As discussed in Chapter 4, if \(X_k\) is a categorical predictor with \(L\) levels, then instead of just one corresponding \(X\) term in the model, there are \(L-1\) indicator variables. Each of the \(L-1\) corresponding regression coefficients is interpreted as the difference between the mean \(Y\) at that level of \(X_k\) and the mean \(Y\) at the reference level, when holding all other predictors fixed (or “controlling for” or “adjusted for” the other predictors).

NOTE: The interpretations of the MLR regression coefficients are the same as in SLR except for the addition of “when holding all other predictors fixed.”

Example 5.1: In the previous chapter, we estimated the relationship between fasting glucose (FG; mmol/L) (LBDGLUSI) and each of waist circumference (WC; BMXWAIST) and smoking status (smoker; Never, Past, Current) among a subset of adult participants in NHANES 2017-2018. We found that each was significantly associated with fasting glucose. However, we did not adjust for potential confounders of these relationships. In this chapter, we will use MLR to adjust each for confounding due to the other, as well as due to age (RIDAGEYR), gender (RIAGENDR; Male, Female), race/ethnicity (RIDRETH3; Mexican American, Other Hispanic, Non-Hispanic White, Non-Hispanic Black, Non-Hispanic Asian, Other/Multi), and income (< $25,000, $25,000 to < $55,000, $55,000+).

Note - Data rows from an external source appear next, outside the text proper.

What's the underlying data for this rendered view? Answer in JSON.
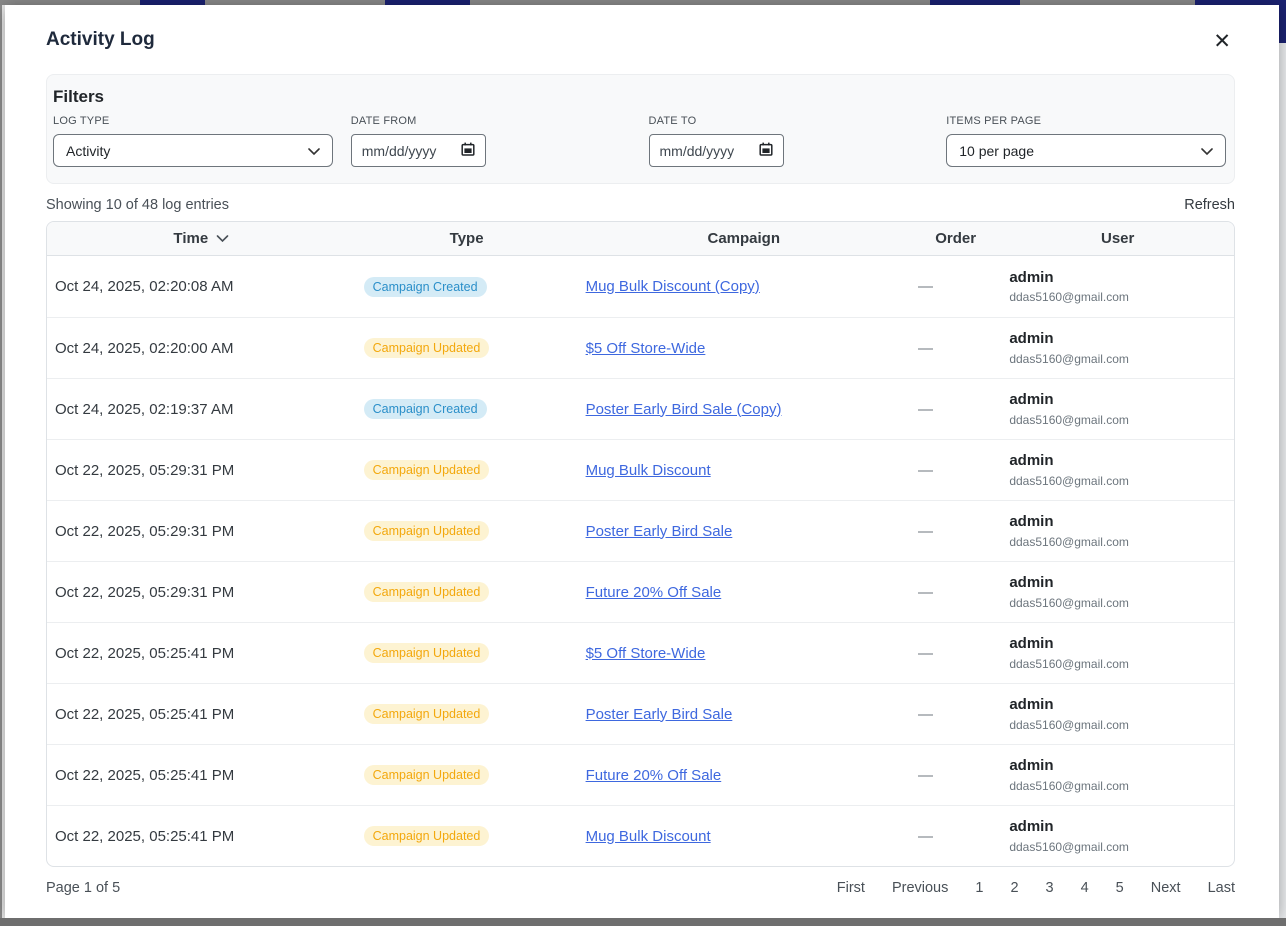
{
  "modal": {
    "title": "Activity Log"
  },
  "icons": {
    "close": "✕"
  },
  "filters": {
    "heading": "Filters",
    "log_type": {
      "label": "LOG TYPE",
      "value": "Activity"
    },
    "date_from": {
      "label": "DATE FROM",
      "placeholder": "mm/dd/yyyy"
    },
    "date_to": {
      "label": "DATE TO",
      "placeholder": "mm/dd/yyyy"
    },
    "items_per_page": {
      "label": "ITEMS PER PAGE",
      "value": "10 per page"
    }
  },
  "summary": {
    "showing": "Showing 10 of 48 log entries",
    "refresh_label": "Refresh"
  },
  "table": {
    "columns": [
      "Time",
      "Type",
      "Campaign",
      "Order",
      "User"
    ],
    "rows": [
      {
        "time": "Oct 24, 2025, 02:20:08 AM",
        "type": "Campaign Created",
        "type_variant": "created",
        "campaign": "Mug Bulk Discount (Copy)",
        "order": "—",
        "user": "admin",
        "email": "ddas5160@gmail.com"
      },
      {
        "time": "Oct 24, 2025, 02:20:00 AM",
        "type": "Campaign Updated",
        "type_variant": "updated",
        "campaign": "$5 Off Store-Wide",
        "order": "—",
        "user": "admin",
        "email": "ddas5160@gmail.com"
      },
      {
        "time": "Oct 24, 2025, 02:19:37 AM",
        "type": "Campaign Created",
        "type_variant": "created",
        "campaign": "Poster Early Bird Sale (Copy)",
        "order": "—",
        "user": "admin",
        "email": "ddas5160@gmail.com"
      },
      {
        "time": "Oct 22, 2025, 05:29:31 PM",
        "type": "Campaign Updated",
        "type_variant": "updated",
        "campaign": "Mug Bulk Discount",
        "order": "—",
        "user": "admin",
        "email": "ddas5160@gmail.com"
      },
      {
        "time": "Oct 22, 2025, 05:29:31 PM",
        "type": "Campaign Updated",
        "type_variant": "updated",
        "campaign": "Poster Early Bird Sale",
        "order": "—",
        "user": "admin",
        "email": "ddas5160@gmail.com"
      },
      {
        "time": "Oct 22, 2025, 05:29:31 PM",
        "type": "Campaign Updated",
        "type_variant": "updated",
        "campaign": "Future 20% Off Sale",
        "order": "—",
        "user": "admin",
        "email": "ddas5160@gmail.com"
      },
      {
        "time": "Oct 22, 2025, 05:25:41 PM",
        "type": "Campaign Updated",
        "type_variant": "updated",
        "campaign": "$5 Off Store-Wide",
        "order": "—",
        "user": "admin",
        "email": "ddas5160@gmail.com"
      },
      {
        "time": "Oct 22, 2025, 05:25:41 PM",
        "type": "Campaign Updated",
        "type_variant": "updated",
        "campaign": "Poster Early Bird Sale",
        "order": "—",
        "user": "admin",
        "email": "ddas5160@gmail.com"
      },
      {
        "time": "Oct 22, 2025, 05:25:41 PM",
        "type": "Campaign Updated",
        "type_variant": "updated",
        "campaign": "Future 20% Off Sale",
        "order": "—",
        "user": "admin",
        "email": "ddas5160@gmail.com"
      },
      {
        "time": "Oct 22, 2025, 05:25:41 PM",
        "type": "Campaign Updated",
        "type_variant": "updated",
        "campaign": "Mug Bulk Discount",
        "order": "—",
        "user": "admin",
        "email": "ddas5160@gmail.com"
      }
    ]
  },
  "pagination": {
    "page_label": "Page 1 of 5",
    "items": [
      "First",
      "Previous",
      "1",
      "2",
      "3",
      "4",
      "5",
      "Next",
      "Last"
    ]
  },
  "colors": {
    "background_navy": "#1b2272",
    "link_blue": "#3e68df",
    "badge_created_bg": "#d4ebf6",
    "badge_created_text": "#2b8fc9",
    "badge_updated_bg": "#fdf3d2",
    "badge_updated_text": "#f3a80d",
    "filters_card_bg": "#f8f9fa",
    "table_header_bg": "#f8f9fa"
  }
}
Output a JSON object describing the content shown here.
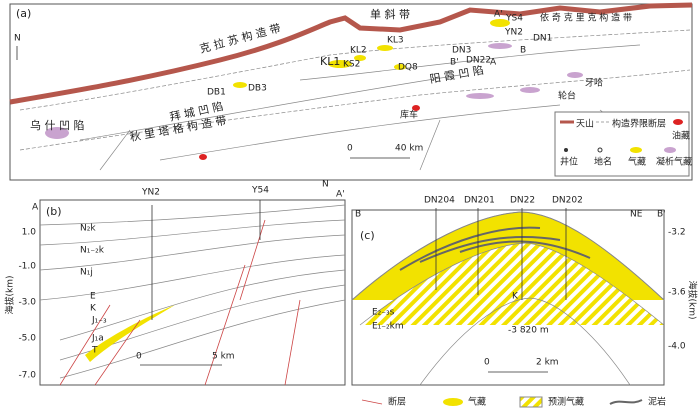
{
  "map": {
    "panel": "(a)",
    "north": "N",
    "places": [
      "单 斜 带",
      "依 奇 克 里 克 构 造 带",
      "克 拉 苏 构 造 带",
      "拜 城 凹 陷",
      "阳 霞 凹 陷",
      "乌 什 凹 陷",
      "秋 里 塔 格 构 造 带",
      "库车",
      "轮台",
      "牙哈"
    ],
    "wells": [
      "A'",
      "YS4",
      "YN2",
      "DN1",
      "B",
      "B'",
      "DN3",
      "DN22",
      "A",
      "KL3",
      "KL2",
      "KL1",
      "KS2",
      "DQ8",
      "DB1",
      "DB3"
    ],
    "scale": [
      "0",
      "40 km"
    ],
    "legend": [
      "天山",
      "构造界限",
      "断层",
      "油藏",
      "井位",
      "地名",
      "气藏",
      "凝析气藏"
    ]
  },
  "section_b": {
    "panel": "(b)",
    "wells": [
      "YN2",
      "Y54"
    ],
    "ends": [
      "A",
      "A'"
    ],
    "north": "N",
    "y_axis_label": "海拔(km)",
    "yticks": [
      "1.0",
      "-1.0",
      "-3.0",
      "-5.0",
      "-7.0"
    ],
    "layers": [
      "N₂k",
      "N₁₋₂k",
      "N₁j",
      "E",
      "K",
      "J₁₋₃",
      "J₁a",
      "T"
    ],
    "scale": [
      "0",
      "5 km"
    ]
  },
  "section_c": {
    "panel": "(c)",
    "wells": [
      "DN204",
      "DN201",
      "DN22",
      "DN202"
    ],
    "ends": [
      "B",
      "B'"
    ],
    "direction": "NE",
    "y_axis_label": "海拔(km)",
    "yticks": [
      "-3.2",
      "-3.6",
      "-4.0"
    ],
    "layers": [
      "E₂₋₃s",
      "E₁₋₂km",
      "K"
    ],
    "contact": "-3 820 m",
    "scale": [
      "0",
      "2 km"
    ]
  },
  "legend": [
    "断层",
    "气藏",
    "预测气藏",
    "泥岩"
  ]
}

Based on Equation (5.1), the MLR model for Example 5.1 is written as follows.

\[\begin{array}{rcl} \textrm{FG} & = & \beta_0 \\ & + & \beta_1 \textrm{WC} \\ & + & \beta_2 I(\textrm{Smoker = Past}) + \beta_3 I(\textrm{Smoker = Current}) \\ & + & \beta_4 \textrm{Age} \\ & + & \beta_5 I(\textrm{Gender = Female}) \\ & + & \beta_6 I(\textrm{Race = Other Hispanic}) + \beta_7 I(\textrm{Race = Non-Hispanic White}) \\ & + & \beta_8 I(\textrm{Race = Non-Hispanic Black}) + \beta_9 I(\textrm{Race = Non-Hispanic Asian}) \\ & + & \beta_{10} I(\textrm{Race = Other/Multi}) \\ & + & \beta_{11} I(\textrm{Income = \$25,000 to < \$55,000}) + \beta_{12} I(\textrm{Income = \$55,000+}) + \epsilon \end{array}\]

For each categorical predictor, the first level is left out as it is the reference level.